How to manage huge number of records using lambda

828 Views Asked by At

I have 20K records in Excel on S3. My design looks like below to process these records. SQSWriterLambda -> SQS -> SQSReaderLambda -> Server. SQSWriterLambda would read excel file and send messages to SQS, 1 message for each record in excel so there will be 20k sqs messages. SQSReaderLambda would get triggered based on messages receiving in SQS. It will send content of message to final server for processing. But my server can process only 5k messages in 24 hours. So I am looking for a solution of handling remaining 15k records somehow. I am going to put excel sheet once on S3 and I want lambda to process records(5k per 24 hours) within any number of days.

Visibility timeout has 12 hours as max value. My 1st lambda can put 20k messages on sqs. But 2nd lambda would fail after processing 5k records.

1

There are 1 best solutions below

1
Marcin On

If you hooked up lambda to sqs it will try to submit all 20K messages to the second lambda for processing. I think decoupling SQS with the second lambda should work.

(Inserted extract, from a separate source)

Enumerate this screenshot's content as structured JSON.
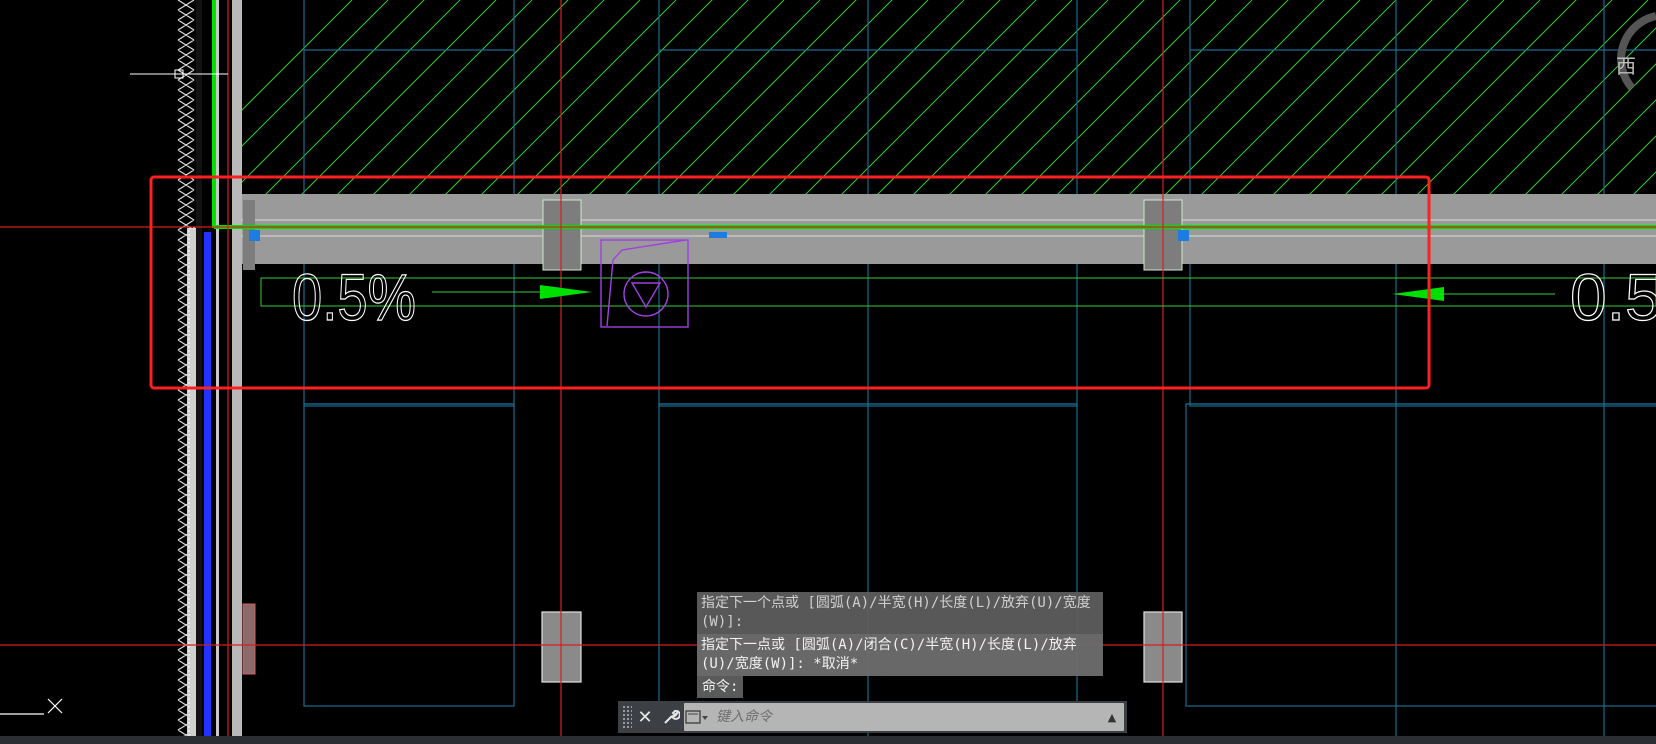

You could consider the following approach:

  1. Replace second lambda function with a "free-standing one" (not connected to SQS). The second function instead would itself query the SQS in an iterative manner. It would just query 5K of messages from it.

  2. Setup CloudWatch Events rule to automatically trigger your function once a day. This way you would just process 5K messages per day.

Note that default retention limit of a message in SQS is 4 days which is just enough for 20K of messages (5K x 4 days). But you can increase it up to 14 days if needed.